EXPOSICIÓN / Destacan en la muestra tres anuncios para la Banca di Roma en los que plasmó Fellini el inquietante mundo de los sueños
Los últimos sueños de Fellini
En el Círculo de Bellas Artes puede admirarse una curiosa exposición sobre Federico Fellini dedicada no a su labor de cineasta sino a su faceta de dibujante y a los tres últimos trabajos que realizó para la televisión, tres anuncios para la Banca di Roma en los que plasmó el inquietante mundo de los sueños. La trilogía repite básicamente el mismo esquema: una pesadilla en la que el actor Paolo Viaggio se despierta bruscamente y acude a la consulta de un psicólogo, Fernando Rey, quien le aconseja que guarde sus ahorros en un lugar seguro.

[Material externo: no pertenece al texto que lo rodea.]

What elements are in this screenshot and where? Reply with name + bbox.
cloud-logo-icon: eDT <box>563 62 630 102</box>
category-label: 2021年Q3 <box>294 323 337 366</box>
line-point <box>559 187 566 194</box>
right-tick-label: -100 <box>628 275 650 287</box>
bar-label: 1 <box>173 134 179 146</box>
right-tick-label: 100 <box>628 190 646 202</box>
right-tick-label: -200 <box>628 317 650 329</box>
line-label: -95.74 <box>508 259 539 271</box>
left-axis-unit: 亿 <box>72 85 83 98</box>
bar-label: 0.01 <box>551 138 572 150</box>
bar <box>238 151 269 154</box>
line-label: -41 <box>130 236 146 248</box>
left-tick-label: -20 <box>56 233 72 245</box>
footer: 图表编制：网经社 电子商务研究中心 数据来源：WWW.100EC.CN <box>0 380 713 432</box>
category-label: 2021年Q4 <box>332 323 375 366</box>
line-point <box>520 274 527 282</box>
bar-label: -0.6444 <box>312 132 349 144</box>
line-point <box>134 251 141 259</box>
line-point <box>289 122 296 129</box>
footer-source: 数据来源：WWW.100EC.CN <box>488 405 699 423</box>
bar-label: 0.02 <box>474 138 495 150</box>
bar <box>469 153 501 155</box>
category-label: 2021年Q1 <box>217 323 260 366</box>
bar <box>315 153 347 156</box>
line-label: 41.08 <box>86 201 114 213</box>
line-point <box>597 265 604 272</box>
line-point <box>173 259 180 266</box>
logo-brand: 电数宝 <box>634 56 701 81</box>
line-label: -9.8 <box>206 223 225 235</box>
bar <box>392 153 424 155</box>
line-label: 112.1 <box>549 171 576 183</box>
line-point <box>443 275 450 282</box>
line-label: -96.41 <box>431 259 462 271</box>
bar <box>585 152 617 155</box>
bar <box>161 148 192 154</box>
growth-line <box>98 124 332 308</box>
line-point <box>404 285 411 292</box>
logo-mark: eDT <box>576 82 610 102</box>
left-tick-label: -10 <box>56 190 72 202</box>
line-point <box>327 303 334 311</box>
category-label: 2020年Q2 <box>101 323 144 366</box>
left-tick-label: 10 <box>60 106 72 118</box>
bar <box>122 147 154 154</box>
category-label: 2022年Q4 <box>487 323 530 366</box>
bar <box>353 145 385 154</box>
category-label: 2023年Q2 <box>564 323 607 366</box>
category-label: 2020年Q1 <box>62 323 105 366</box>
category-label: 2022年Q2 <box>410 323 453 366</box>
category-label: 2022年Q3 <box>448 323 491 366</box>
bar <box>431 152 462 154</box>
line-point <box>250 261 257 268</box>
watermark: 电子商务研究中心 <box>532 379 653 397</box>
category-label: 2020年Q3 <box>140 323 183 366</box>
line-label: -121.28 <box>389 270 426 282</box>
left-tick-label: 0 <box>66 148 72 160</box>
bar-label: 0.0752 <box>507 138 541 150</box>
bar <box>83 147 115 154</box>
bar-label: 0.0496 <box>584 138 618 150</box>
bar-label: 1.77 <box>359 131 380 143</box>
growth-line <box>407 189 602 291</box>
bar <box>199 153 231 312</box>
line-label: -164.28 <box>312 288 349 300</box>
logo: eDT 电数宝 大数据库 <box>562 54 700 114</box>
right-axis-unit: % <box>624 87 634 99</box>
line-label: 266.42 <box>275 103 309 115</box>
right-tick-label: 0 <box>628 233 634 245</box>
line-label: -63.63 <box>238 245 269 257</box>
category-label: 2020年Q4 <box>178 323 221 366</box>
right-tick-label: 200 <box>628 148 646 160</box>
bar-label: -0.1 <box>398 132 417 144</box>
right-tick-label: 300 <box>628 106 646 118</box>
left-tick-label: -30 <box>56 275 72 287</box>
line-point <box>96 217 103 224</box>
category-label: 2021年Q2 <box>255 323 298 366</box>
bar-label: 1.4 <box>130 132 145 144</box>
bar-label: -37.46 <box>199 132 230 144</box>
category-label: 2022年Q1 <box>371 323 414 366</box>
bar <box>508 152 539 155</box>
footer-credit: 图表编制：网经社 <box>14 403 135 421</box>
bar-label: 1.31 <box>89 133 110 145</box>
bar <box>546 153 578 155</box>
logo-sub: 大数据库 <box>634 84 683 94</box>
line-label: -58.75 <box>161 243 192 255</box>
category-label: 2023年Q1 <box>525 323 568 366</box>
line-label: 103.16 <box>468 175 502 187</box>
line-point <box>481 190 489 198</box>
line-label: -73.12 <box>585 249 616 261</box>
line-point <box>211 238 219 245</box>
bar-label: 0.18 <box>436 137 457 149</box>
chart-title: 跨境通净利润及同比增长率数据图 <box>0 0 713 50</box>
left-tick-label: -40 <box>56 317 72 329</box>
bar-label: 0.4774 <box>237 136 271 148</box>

El primer sueño transcurre en un túnel que se desmorona, el segundo en un idilio campestre interrumpido por un tren a toda máquina y el tercero en un sótano donde aparece un león que traduce del alemán y llora. Al menos en los dos últimos las referencias sexuales son inequívocas, personalizadas en una bella muchacha (Anna Falchi) subida a la rama de un árbol y en una de esas rollizas y formidables matronas que adornan su filmografía.

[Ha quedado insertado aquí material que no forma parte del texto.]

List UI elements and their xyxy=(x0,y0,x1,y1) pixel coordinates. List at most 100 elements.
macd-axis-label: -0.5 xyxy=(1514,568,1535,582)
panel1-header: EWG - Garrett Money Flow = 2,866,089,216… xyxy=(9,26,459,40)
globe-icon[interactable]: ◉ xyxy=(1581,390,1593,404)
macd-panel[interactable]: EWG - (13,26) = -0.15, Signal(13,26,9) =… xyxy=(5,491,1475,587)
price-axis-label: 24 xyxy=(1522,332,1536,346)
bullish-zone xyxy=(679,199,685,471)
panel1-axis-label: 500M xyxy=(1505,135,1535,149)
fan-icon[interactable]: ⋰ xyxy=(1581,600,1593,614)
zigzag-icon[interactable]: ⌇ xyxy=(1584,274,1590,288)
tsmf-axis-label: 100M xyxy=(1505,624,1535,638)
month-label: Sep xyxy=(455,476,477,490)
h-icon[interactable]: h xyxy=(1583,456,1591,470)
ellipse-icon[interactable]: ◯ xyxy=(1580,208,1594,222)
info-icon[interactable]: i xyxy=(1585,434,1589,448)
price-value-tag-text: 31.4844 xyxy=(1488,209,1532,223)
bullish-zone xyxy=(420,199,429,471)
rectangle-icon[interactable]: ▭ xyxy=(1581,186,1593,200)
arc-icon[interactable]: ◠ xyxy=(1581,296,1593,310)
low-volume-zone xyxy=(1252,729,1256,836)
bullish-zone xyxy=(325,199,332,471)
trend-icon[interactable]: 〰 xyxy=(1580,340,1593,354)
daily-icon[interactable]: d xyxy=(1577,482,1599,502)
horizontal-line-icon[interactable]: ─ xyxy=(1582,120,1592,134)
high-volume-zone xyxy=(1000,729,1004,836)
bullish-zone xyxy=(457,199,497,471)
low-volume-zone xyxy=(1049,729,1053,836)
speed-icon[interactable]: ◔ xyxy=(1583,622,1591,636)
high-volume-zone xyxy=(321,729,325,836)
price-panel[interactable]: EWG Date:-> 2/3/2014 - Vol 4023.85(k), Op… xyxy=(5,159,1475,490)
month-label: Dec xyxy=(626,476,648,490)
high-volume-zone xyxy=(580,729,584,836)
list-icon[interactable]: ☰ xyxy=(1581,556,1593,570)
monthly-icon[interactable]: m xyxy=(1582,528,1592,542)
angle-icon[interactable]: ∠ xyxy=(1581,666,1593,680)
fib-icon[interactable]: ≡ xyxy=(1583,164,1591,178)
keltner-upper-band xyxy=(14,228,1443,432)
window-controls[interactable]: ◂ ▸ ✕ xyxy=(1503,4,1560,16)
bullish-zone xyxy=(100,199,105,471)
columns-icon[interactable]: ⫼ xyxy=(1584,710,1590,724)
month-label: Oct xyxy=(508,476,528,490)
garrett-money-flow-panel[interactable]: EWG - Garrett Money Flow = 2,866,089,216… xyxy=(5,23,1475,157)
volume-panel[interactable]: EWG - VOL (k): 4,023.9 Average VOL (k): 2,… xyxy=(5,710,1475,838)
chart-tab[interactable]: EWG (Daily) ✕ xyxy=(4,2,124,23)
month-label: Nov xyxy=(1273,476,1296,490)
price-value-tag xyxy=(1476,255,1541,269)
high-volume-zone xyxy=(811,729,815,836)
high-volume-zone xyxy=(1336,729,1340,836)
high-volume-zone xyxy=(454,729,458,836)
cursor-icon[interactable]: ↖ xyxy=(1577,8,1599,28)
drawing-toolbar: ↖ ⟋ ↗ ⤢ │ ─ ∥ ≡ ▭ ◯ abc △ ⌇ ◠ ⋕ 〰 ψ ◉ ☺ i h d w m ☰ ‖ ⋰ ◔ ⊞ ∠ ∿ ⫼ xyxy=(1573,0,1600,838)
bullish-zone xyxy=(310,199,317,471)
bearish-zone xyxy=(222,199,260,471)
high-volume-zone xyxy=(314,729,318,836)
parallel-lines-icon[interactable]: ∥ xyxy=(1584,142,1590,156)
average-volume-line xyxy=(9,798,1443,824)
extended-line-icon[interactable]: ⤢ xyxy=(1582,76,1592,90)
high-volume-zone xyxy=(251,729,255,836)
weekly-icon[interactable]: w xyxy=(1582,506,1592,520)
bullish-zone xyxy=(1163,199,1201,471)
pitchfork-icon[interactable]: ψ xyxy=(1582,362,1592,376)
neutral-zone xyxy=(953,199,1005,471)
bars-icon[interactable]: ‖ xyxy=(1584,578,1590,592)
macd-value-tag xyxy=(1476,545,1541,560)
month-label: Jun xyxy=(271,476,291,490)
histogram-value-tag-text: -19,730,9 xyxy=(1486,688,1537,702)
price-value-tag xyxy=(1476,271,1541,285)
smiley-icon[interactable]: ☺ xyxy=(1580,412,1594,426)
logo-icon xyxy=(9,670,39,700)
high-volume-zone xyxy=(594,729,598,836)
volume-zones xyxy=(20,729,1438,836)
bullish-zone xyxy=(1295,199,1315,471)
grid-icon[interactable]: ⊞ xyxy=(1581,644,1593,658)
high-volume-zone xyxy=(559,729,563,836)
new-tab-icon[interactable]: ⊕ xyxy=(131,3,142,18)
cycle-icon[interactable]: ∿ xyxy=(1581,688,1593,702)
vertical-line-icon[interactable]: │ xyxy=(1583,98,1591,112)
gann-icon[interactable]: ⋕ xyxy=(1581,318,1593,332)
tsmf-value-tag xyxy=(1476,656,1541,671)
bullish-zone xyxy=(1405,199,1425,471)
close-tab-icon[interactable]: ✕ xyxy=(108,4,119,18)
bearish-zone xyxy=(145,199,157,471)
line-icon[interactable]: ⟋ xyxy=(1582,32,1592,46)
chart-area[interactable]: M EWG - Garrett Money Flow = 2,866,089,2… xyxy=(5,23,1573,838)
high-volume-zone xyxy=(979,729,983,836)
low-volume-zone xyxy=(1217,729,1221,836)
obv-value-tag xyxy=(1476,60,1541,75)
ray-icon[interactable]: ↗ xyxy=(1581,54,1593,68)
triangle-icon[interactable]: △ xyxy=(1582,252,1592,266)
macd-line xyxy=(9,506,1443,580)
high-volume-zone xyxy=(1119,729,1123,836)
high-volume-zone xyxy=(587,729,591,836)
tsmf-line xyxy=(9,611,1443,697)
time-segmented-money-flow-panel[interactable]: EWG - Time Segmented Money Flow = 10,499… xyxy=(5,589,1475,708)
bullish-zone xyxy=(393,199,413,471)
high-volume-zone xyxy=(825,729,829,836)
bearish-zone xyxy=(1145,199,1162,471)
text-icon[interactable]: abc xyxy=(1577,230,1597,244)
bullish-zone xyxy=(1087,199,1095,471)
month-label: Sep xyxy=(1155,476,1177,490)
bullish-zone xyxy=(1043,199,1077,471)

La exuberante Ellen Rossi Stuart interpreta esa postrera encarnación del eterno femenino que obsesionaba a Fellini desde que era un niño. La dibujó muchas veces, con los trazos de una venus paleolítica, grandiosa e indiferente, encumbrándose sobre un pequeño macho asustado que apenas podía satisfacerla. La filmó en otras tantas ocasiones, desde la estanquera apabullante de Amarcord, cuyos senos colosales están a punto de ahogar a su alter ego, hasta la gigantesca hembra que escapa de un anuncio de leche para acosar a un hombrecillo ridículo en Boccacio 70 o la prostituta bestial que surge de la oscuridad para clausurar una de las secuencias nocturnas de Roma. Una imagen traumática cuyo primer encuentro (real o imaginario) aparece en la fascinante secuencia de Fellini 8 1/2, con la Saraghina, una pobre mujer demenciada que vive en la playa y que baila para los niños, a cambio de unas monedas, una rumba delirante.

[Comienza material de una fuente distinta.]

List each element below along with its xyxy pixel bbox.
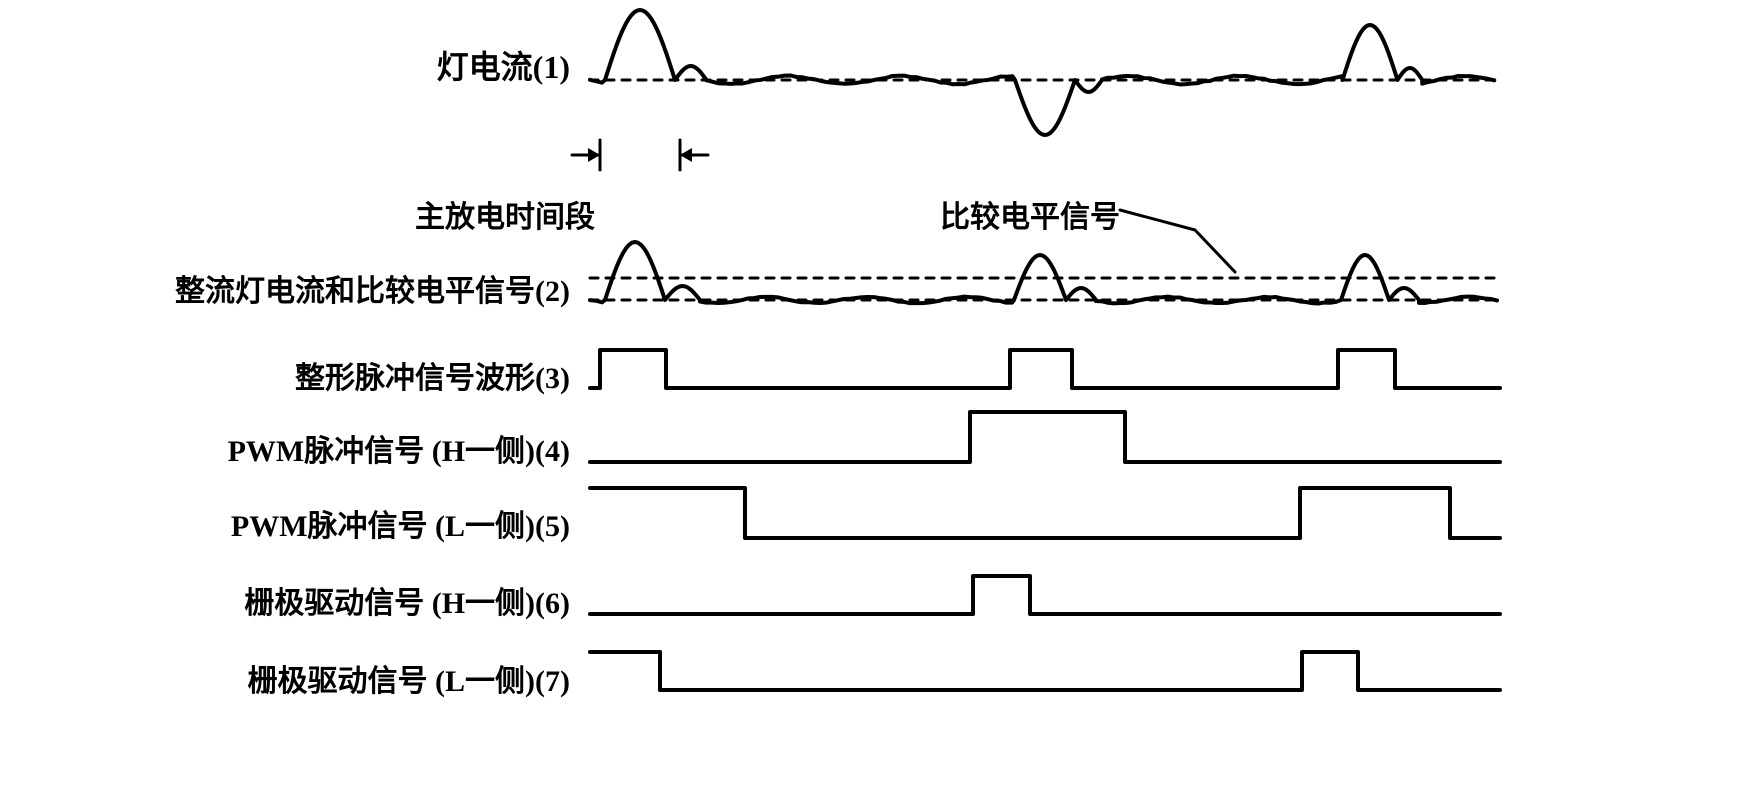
annotation-main_discharge: 主放电时间段 (415, 192, 595, 236)
row-label-row2: 整流灯电流和比较电平信号(2) (175, 266, 570, 310)
row-label-row6: 栅极驱动信号 (H一侧)(6) (244, 578, 570, 622)
row-label-row7: 栅极驱动信号 (L一侧)(7) (248, 656, 570, 700)
annotation-compare_level: 比较电平信号 (940, 192, 1120, 236)
row-label-row4: PWM脉冲信号 (H一侧)(4) (228, 426, 570, 470)
row-label-row1: 灯电流(1) (437, 42, 570, 88)
row-label-row3: 整形脉冲信号波形(3) (295, 353, 570, 397)
timing-diagram: 灯电流(1) 整流灯电流和比较电平信号(2) 整形脉冲信号波形(3) PWM脉冲信号 … (0, 0, 1753, 800)
row-label-row5: PWM脉冲信号 (L一侧)(5) (231, 501, 570, 545)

La madre y la amante, la cuna y la tumba, el temor y el deseo se mezclan en esa figura primordial que no tenía nada que ver con su esposa real, la gran actriz Giulietta Massina, o con sus esposas de la ficción (Anouk Aimée) pero sí con varias de sus amantes y musas cinematográficas, como Sandra Milo o Magali Noël. Quizá la encarnación más perfecta de ese ensueño erótico felliniano fuese Anita Ekberg, la frondosa actriz sueca que hipnotizaba a Mastroianni mientras surcaba las aguas de la Fontana di Trevi. Una secuencia de irresistible poderío onírico que Fellini ya había entrevisto al contemplar por primera vez unas fotos de la Ekberg, mucho antes de empezar a rodar La dolce vita: "La descubrí en una revista y pensé: Oh, Dios mío, haz que nunca me encuentre con ella. Daba esa sensación de maravilla que se siente ante criaturas excepcionales como la jirafa, el elefante o el baobab. Cuando la vi años después estaba rodeada de tres o cuatro hombrecillos que desaparecían como sombras en la estela de una fuente luminosa. Sostengo que la Ekberg es, ante todo, fosforescente".
Si el cine es, como se ha dicho tantas veces, una fábrica de sueños, pocos cineastas los han recreado con la potencia y la sinceridad de Fellini. Tal vez sólo las pesadillas sórdidas de Buñuel, las angustiosas persecuciones de Hitchcock, algunos planos casi imposibles de Kubrick o Tarkovski, o los fabuloso sueños de Bergman puedan competir en esa liga.